Only 3 more weeks left of Term 1. I seem to have just recovered from the last holidays. As much as I enjoy the break from routine, the holidays start to become harder and harder keeping them occupied and busy without spending an extraordinary amount of money. Two of the boys have birthdays these holidays so it is an even more expensive exercise. I used to be able to get away with combining the two parties, but now it is a definite “no no”, especially as my soon to be 12 year old wishes to invite girls. Secretly I am quite looking forward to that.
Amongst the usual challenges we as parents/caregivers face I am finding it really difficult to get the kids to appreciate the cost of things and the difference between wants and needs. Any suggestions gratefully accepted .
John and I have always struggled with pocket money and probably the fact that we can’t agree makes it even more difficult to find a solution that benefits both parties. Our latest attempt has had mixed results. After family discussions, we all decided that each child would receive a certain amount each week dependent on them doing a few simple chores (that they really should do anyway). When big daddy got involved the list went from a few to 10.
Things like making their bed, doing their homework, bringing their lunch boxes up, emptying the dishwasher – as I said simple chores. The idea was that they would get pocket money to pay for their mobile phones if they had one, perhaps a movie, or a trip to the dairy. Initially they were quite excited they might be able to even saveÂ for one of their wants.
The first week was magnificent, albeit requiring lots of reminders that gradually became nagging and a warning that I would not pay up if I had to continue ranting like a mad woman. “Pay Day” on Sunday started with a summary of how the week went. For each chore not completed (and let me assure you it is not easy keeping track of four boys times 10 chores) there was a deduction of money. Sometimes it was so bad they ended up in debt!!!! It has slowly deteriorated to the stage where there hasn’t been a pay out for 3 weeks despite strong protestation that it is unfair, and “dad is a dork”, and “who cares?”.
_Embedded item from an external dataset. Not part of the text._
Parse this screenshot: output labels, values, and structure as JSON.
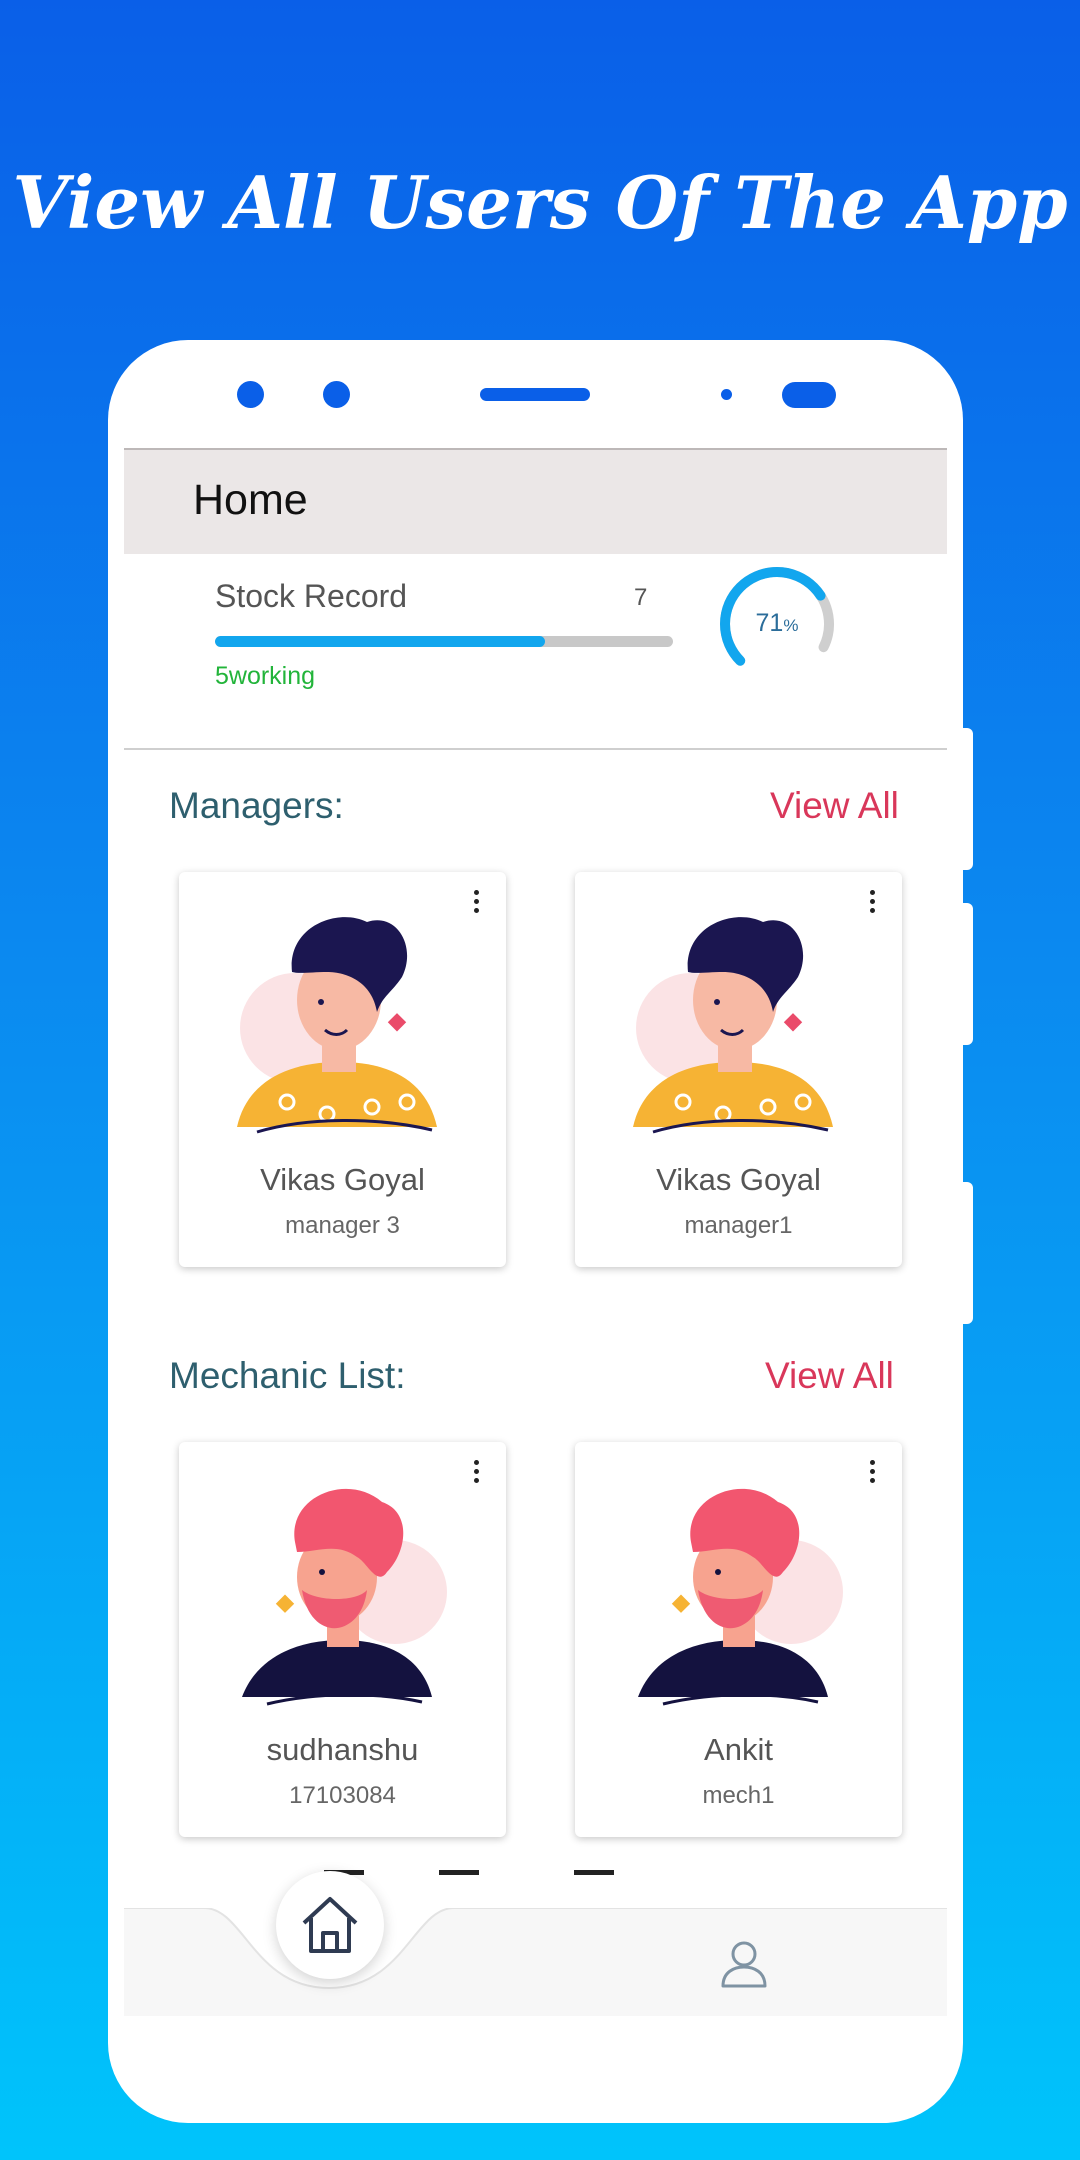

They will start caring soon when the supply of cash runs out and the holidays are approaching – the phones need topping up and there is no more money. Like my previous article I am determined to follow through; seeing nothing unjust in not paying up for jobs they should probably do anyway.
Sadly our children don’t appreciate the value of money (although I imagine there are some who do). They are not aware of the rising cost of living – we spend $50 a week on milk alone and whilst we are on a good income we have to manage our finances carefully knowing that the next ten years with four children are going to be very expensive.
This is probably our fifth or sixth attempt at trying to establish some routine around pocket money. I have tried to get the boys onto www.sorted.org.nz. I even thought the teenagers might be more savvy having done economics at school; but no, they still consider that mum and dad will keep putting their hands in their pockets.
I sense that this will be an ongoing battle, but will persevere knowing at least that, if successful, we might be a little poorer but the jobs will get done. Little do they know that once they master these simple chores I am going to move on to the washing and even worse, cleaning the toilet!
Might be out of luck there, I have to confess that I doubt John has ever cleaned the toilet either !!!!!